Chi-square tests
Chi-square tests are non-parametric analyses that evaluate frequencies in a sample and compare those to the expected frequencies in a population. Chi-square goodness-of-fit tests look at one variable, while a chi-square difference of means test looks at two variables.
Chi-square test, goodness of fit
A chi-square goodness of fit compares your observed values to expected values. For this example, we will look at the 1988 NLSW (National Bureau of Labor + Statistics, Young Women dataset) data and use the csgof package for our analysis.

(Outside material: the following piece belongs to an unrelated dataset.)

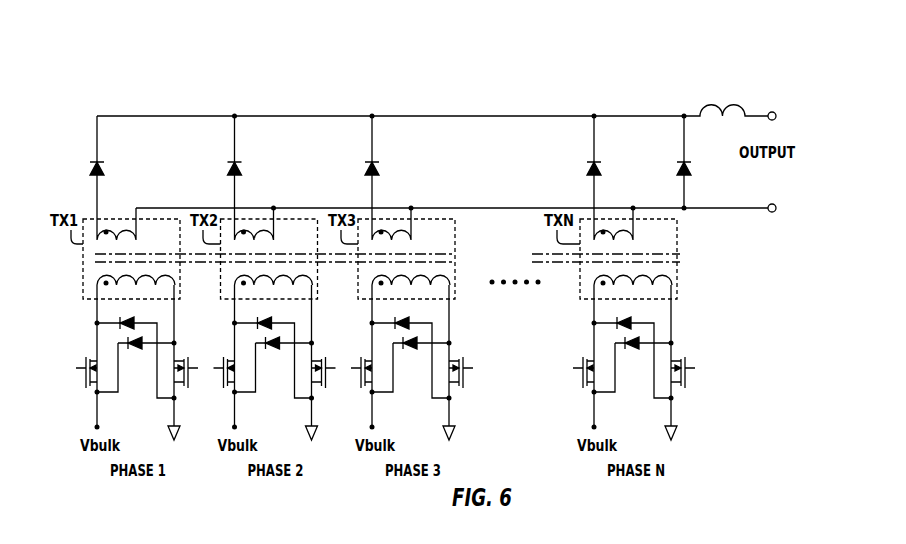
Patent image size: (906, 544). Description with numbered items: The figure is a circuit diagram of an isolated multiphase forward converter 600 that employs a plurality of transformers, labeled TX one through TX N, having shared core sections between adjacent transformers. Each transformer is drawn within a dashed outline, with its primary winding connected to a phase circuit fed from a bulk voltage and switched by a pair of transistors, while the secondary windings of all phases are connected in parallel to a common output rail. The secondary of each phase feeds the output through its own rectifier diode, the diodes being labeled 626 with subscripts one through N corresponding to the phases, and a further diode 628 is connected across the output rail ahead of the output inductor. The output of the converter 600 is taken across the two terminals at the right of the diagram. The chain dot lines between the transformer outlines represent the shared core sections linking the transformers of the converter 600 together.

The isolated multiphase forward converter 600 is at (477, 83).
The output rectifier diode 626 is at (104, 169).
The freewheeling diode 628 is at (691, 169).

First, install the csgof package. In Stata, type
findit csgof
and click on "csgof from http://www.ats.ucla.edu/stat/stata/ado/analysis". This will take you to a second screen in Stata; click on "click here to install", install the package, and then return to the command line.

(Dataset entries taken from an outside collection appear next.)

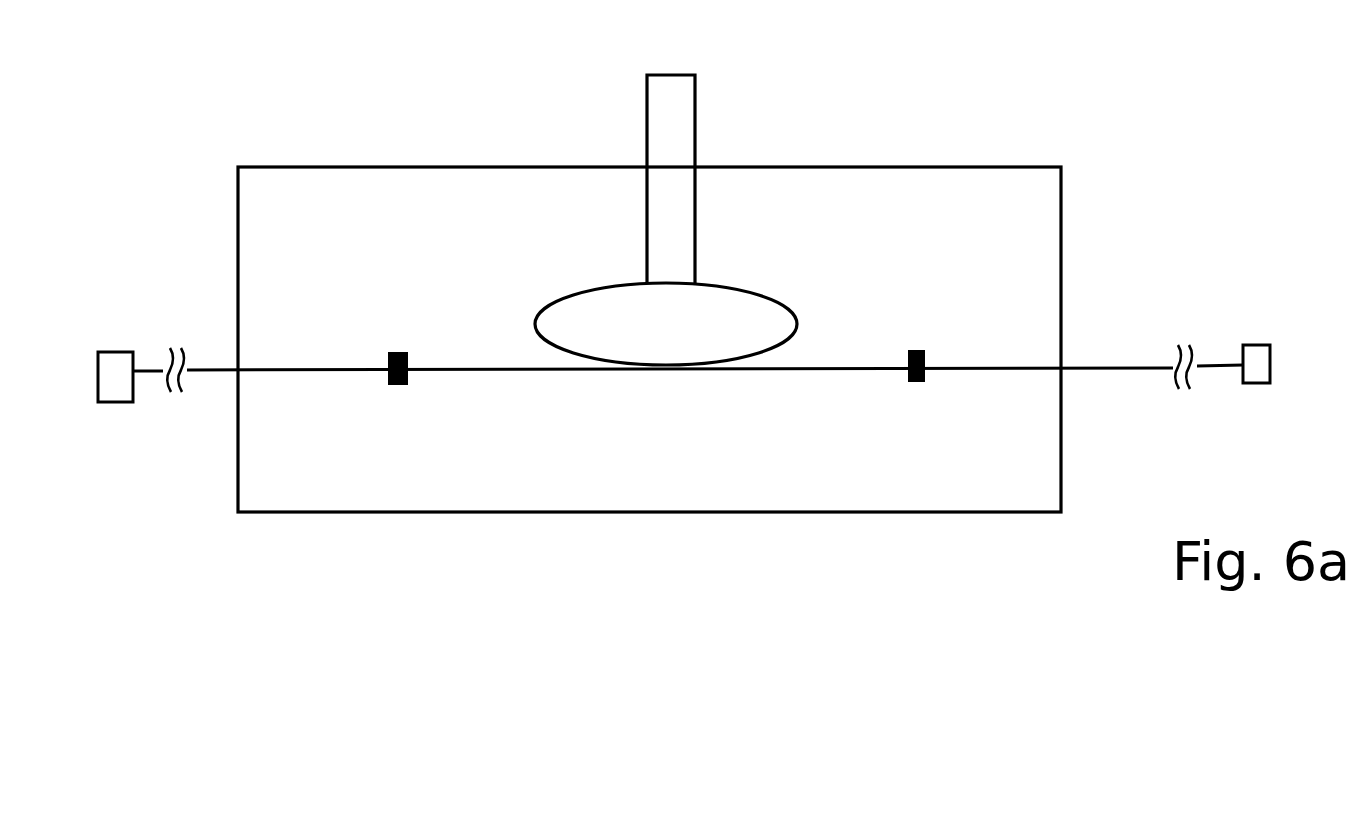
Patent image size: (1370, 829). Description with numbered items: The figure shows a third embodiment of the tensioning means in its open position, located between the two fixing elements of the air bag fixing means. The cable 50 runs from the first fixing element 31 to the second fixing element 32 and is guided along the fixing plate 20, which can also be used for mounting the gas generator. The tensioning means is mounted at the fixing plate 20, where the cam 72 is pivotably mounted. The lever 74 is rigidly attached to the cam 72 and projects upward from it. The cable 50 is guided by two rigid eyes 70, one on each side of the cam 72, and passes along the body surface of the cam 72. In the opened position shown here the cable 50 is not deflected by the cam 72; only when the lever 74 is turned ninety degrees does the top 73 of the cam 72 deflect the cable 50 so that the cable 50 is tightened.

The fixing plate 20 is at (982, 499).
The cable 50 is at (1098, 365).
The rigid eyes 70 is at (397, 385).
The cam 72 is at (692, 339).
The top of the cam 73 is at (800, 318).
The lever 74 is at (685, 122).
The first fixing element 31 is at (1264, 362).
The second fixing element 32 is at (115, 392).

Load your data and look at your data (using the browse command).
sysuse nlsw88
br
Based on other information, you hypothesize that the people captured by this dataset are mostly "race = white", with smaller frequencies of people coded as "race = black" and an even smaller group of "race = other".
csgof race, expperc(75 20 5)
These results show that the racial composition in your sample does not match your expectations.
Chi-square test, independence
Also known as the chi-square test for a difference of means, this test examines the relationship between two categorical variables. In this example, I will look at the stock Stata dataset of automobile repair data from 1978 and see if there is a relationship between a car's repair rating and whether or not it was produced in the US.
sysuse auto
tab rep78 foreign, chi2
If you wanted to see row percentages instead of frequencies, specify that in the options:
tab rep78 foreign, row nofreq chi2